"We can't live like this!" The huge Christie disaster the national media is missing

Yes, the bridge scandal is bad enough. But an even bigger mess is dogging Chris Christie -- and lives are at stake

Published March 19, 2014 2:40PM (EDT)

Chris Christie                             (AP/Mel Evans)
Chris Christie (AP/Mel Evans)

SOUTH RIVER, N.J. -- As New Jersey residents welcome the second spring since Hurricane Sandy, Gov. Chris Christie is being increasingly challenged by red tape-weary storm victims at his town halls, like the one he just did in South River in Middlesex County.

Several thousand households are still navigating a byzantine process to get the aid they need to get on with their lives. Local press reports have chronicled families with children still living in trailers. Their water pipes froze over while they waited for answers about the fate of their Sandy-damaged homes.

Now, post-"Bridgegate," the governor has to also share his town hall spotlight with activists from the left-leaning Working Families Alliance. The WFA has committed to dog him with unsolicited questions about "Bridgegate" and what they contend is Sandy mismanagement linked to Christie cronyism.

At South River, particularly hard hit by Sandy, more than a dozen WFAers popped up out of the audience confronting the governor. They chanted "New Jersey deserves better" as they were escorted out by police. A week earlier in Burlington County there had only been a half dozen.

At the Tuesday town hall Christie told the audience that it was the Communication Workers of America, the union representing state workers, that was behind the ongoing protests.

"They (the protesters) are recruited by the people who we, collectively we, have been standing up against for the last four and a half years--- the folks who want more and higher taxes from you so they can get bigger raises and more benefits," Christie said.

"We think the governor is trying to distract from the legitimate questions being raised by students, environmentalists, healthcare and housing advocates," says Rob Duffey, a spokesman for the WFA. Duffey confirmed the CWA was one of the group's supporters, which he said also included grass-roots groups and the Service Employees International Union.

Almost a year and a half after Sandy graphic evidence of that storm's wrath is still apparent in this part of Middlesex County, which includes Sayreville and Woodbridge.
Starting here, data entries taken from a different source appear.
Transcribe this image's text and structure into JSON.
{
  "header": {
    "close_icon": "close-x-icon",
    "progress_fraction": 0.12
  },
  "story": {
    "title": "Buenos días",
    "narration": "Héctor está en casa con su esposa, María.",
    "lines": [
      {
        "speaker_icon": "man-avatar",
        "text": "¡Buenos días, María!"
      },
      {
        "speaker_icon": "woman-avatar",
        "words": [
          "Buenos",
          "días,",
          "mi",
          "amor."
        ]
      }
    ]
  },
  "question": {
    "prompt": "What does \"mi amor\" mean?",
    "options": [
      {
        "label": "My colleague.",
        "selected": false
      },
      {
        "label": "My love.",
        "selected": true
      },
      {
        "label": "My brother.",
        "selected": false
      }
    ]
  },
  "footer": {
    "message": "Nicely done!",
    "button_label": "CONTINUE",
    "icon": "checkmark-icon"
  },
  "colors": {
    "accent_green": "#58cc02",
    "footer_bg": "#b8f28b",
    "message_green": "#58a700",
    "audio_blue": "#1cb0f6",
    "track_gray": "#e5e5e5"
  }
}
There are boarded-up homes right next to others back in good repair with St. Patrick's Day flags flying. Still others are in a kind of vacant limbo.

Gov. Chris Christie urged residents of this working-class community "to be patient" with the rebuilding process. But residents were clearly frustrated.

South Amboy Sandy victim Andy Horezga told Christie that he felt more victimized by the bureaucratic ordeal since the storm, than by the storm itself. "Sandy victims have been told one thing numerous times, and then not received what they were told [they would]," Horezga told Christie.

"People are getting short-tempered," said Gary Thomas, a retired police officer from Edison. "I know a lot of people who lost homes. They are still displaced.

"Promise me the world but now deliver. That's the thing. A lot of people are in distress. Still the help is hard to get. The banks, the mortgage companies don't want to hear much," says Thomas.

"I am hoping they get on the stick and move this faster, " says Dolores Androvich, whose home in Woodbridge was so badly damaged it was condemned. Androvich says she has been accepted for a flood buyout but has no idea if the proceeds from that deal will be enough to pay her mortgage much less sufficient to rebuild.

Androvich, who lives with her mother, has been living in temporary housing since Sandy struck. "My mother is over 70 years old. She has been displaced for almost a year and a half. We can't live like this."

Last month the  Christie administration quietly terminated the primary contractor responsible for helping Sandy victims navigate the Reconstruction, Rehabilitation, Elevation and Mitigation Program. In public comments Gov. Christie would only say the state and the contractor had "fundamental disagreements" over how the program should be run.

WNYC has reported the firm had contributed $25,000 to the Republican Governors Association, which Christie chairs. The RGA  has been a major contributor to Christie's campaigns.

The governor conceded the process has been fraught with challenges and delays for Sandy households still looking for a final resolution but said New Jersey's efforts compare well with New York City's and New York state's.

Christie has been sharply critical of what he says are lengthy environmental and historic reviews of Sandy applications by the federal government. HUD Secretary Shaun Donovan told a Senate panel the reviews were being turned around in a matter of weeks.

Christie is also still pointing to what he asserts was an unprecedented 90-day delay by the federal government, including the GOP-controlled house, in passing disaster aid in the aftermath of Sandy, which destroyed or damaged more than 365,000 homes in the state.

That "front end delay" is still having an impact, according to Christie. "For context, it was less than 10 days after Hurricane Katrina that Congress voted tens of billions of dollars in aid to Louisiana, Mississippi and Alabama."